Carbon dioxide (CO2) injection in carbonate formations causes a reduction in the well injectivity caused by precipitation of the reaction products between CO2, rock, and brine. The precipitated material includes sulfate and carbonate scales. The homogeneity of the carbonate rock, in terms of mineralogy and rock structure, is an important factor that affects the behavior of permeability changes during CO2 injection.
Limestone rocks that were tested in this study included homogeneous Pink Desert limestone and Austin chalk, which were mainly calcite; heterogeneous Silurian dolomite (composed of 98 wt% carbonate minerals and 2 wt% silicate minerals); and heterogeneous Indiana limestone, which was mainly calcite and had vugs.
Experiments were conducted to compare the permeability loss between these rocks during corefloods. CO2 was injected with the water-alternating-gas (WAG) technique. Different brines were examined, including sulfate-bearing seawater and no-sulfate seawater. The experiments were run at a backpressure of 1,300 psi, a temperature of 200°F, and an injection rate of 5 cm3/min. A compositional-simulator tool (CMG-GEM) was used to predict the Carman-Kozeny and power-law exponents on the basis of the experimental results.
More damage was observed for heterogeneous rocks compared with the homogeneous cores—the source of damage to permeability for high-permeability cores is the precipitation of reaction products—but for low-permeability cores, capillary forces between CO2 and brine increase the severity of formation damage.

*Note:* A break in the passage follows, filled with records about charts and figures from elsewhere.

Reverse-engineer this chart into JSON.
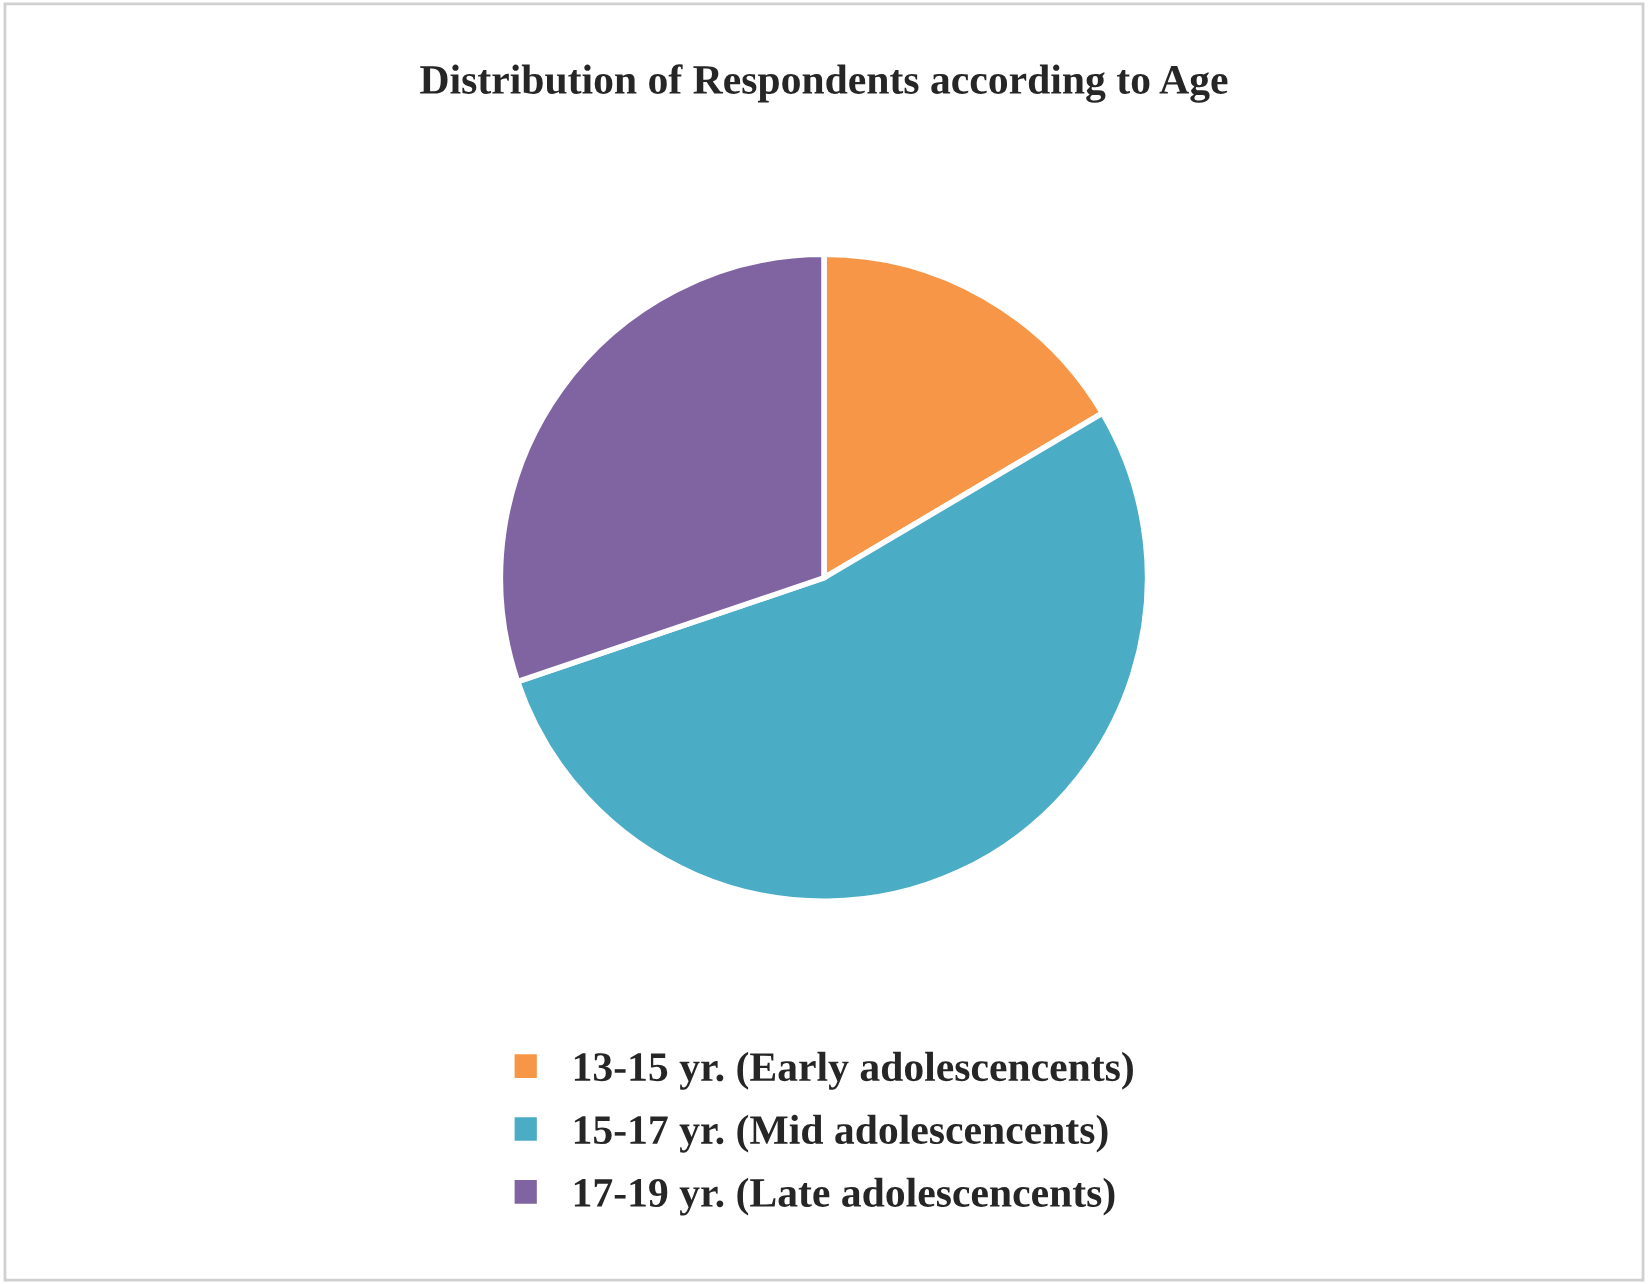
{
  "chart_data": {
    "type": "pie",
    "title": "Distribution of Respondents according to Age",
    "categories": [
      "13-15 yr. (Early adolescencents)",
      "15-17 yr. (Mid adolescencents)",
      "17-19 yr. (Late adolescencents)"
    ],
    "values": [
      16.5,
      53.3,
      30.2
    ],
    "colors": [
      "#f79646",
      "#4bacc6",
      "#8064a2"
    ],
    "legend": "bottom"
  }
}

The form of the precipitated material changes depending on the core mineralogy and permeability. The simulation study showed that for the cores tested in this study, power-law exponent and Carman–Kozeny exponent between 5 and 6 can be used for the homogeneous carbonate rock to estimate the change in permeability depending on change in porosity, whereas a larger exponent is needed for heterogeneous cores.